Does SortSam lead to a loss of data?
1
0
Entering edit mode
3.3 years ago
James Reeve ▴ 130

As part of my pipeline I'm using the Picard program SortSam to order the reads in my BAM file by their position (SORT_ORDER=coordinate). However when I run this code, my output file has less space.

java -Djava.io.tmpdir=[tmp-directory] -jar picard.jar SortSam \
I=before-sort.bam \
O=after-sort.bam \
SORT_ORDER=coordinate


du before-sort.bam = 44131980 KB

du after-sort.bam = 28874760 KB

Do I have a loss of data, or does SortSam have a filtering step I dont' know of?

Picard • 987 views
3
Entering edit mode
3.3 years ago
ATpoint 55k

No, it does not (should not) remove anything. The size difference is in 99.9% due to different compression levels. Simply use samtools flagstat to count reads in both files. Should be identical.

0
Entering edit mode

I checked my files. They have the same number of reads, thanks for the help.

Do you know why my file is nearly 50% smaller after sorting? This is remarkable compression form a programe that I assumed only rearanges the data.

0
Entering edit mode

How did you create the before-sort.bam? Maybe you used a very low compression level on this one? I think standard compression level for most tools is 5 (from 0-9). I think (if I remember correctly) typically the size difference between an uncompressed BAM and a standard BAM that you get from normal samtools view -b is like 20%, but I have to say that I really have no expert knowledge on compression and stuff so do not take me as a reference^^

0
Entering edit mode

I compressed from SAM to BAM using samtools view -b. SortSam sets the default compression level to 5 (20%).

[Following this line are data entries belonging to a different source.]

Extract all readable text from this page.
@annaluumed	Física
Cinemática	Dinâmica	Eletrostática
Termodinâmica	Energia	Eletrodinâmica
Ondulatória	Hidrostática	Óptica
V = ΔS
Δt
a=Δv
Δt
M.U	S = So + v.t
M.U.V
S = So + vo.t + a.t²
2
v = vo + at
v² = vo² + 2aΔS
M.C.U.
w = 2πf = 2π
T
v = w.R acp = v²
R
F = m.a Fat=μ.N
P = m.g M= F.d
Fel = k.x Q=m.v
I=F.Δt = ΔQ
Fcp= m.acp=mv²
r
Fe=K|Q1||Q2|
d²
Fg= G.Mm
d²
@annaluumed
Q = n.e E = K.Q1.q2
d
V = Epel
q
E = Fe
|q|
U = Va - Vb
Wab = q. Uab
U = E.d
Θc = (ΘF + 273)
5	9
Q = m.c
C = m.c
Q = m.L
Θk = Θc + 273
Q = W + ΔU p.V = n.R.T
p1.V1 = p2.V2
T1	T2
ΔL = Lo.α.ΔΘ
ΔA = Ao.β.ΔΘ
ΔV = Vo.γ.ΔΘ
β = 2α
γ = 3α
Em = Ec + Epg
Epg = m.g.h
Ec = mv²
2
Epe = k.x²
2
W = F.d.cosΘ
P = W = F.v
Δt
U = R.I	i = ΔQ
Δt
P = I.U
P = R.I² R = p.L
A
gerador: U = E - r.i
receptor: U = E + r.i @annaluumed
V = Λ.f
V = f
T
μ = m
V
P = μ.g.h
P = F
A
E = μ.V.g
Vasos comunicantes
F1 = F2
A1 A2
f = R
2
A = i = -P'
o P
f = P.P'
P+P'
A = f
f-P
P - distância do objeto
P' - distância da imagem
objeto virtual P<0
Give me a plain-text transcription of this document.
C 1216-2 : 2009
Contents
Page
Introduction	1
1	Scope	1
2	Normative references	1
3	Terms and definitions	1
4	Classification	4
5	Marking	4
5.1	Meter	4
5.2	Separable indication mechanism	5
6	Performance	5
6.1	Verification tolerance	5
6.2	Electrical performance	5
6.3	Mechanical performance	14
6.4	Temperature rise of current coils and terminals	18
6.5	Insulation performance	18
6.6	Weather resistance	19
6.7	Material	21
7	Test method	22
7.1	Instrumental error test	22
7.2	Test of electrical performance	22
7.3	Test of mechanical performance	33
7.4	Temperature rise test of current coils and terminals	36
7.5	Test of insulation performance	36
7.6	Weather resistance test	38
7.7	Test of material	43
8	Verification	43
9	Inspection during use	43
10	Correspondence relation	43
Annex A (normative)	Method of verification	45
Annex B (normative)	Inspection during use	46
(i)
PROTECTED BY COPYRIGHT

It seems a previous post (Sam To Bam - Loss Of Data Or Just Great Compression?) found SortSam to be very efficent when converting SAM to BAM. I guess part of the SortSAM program compresses the files.

0
Entering edit mode

Ok I see. I never cared too much about file sizes as our HPC cluster has almost 350TB of space, so I often leave intermediate files completely uncompressed to save time.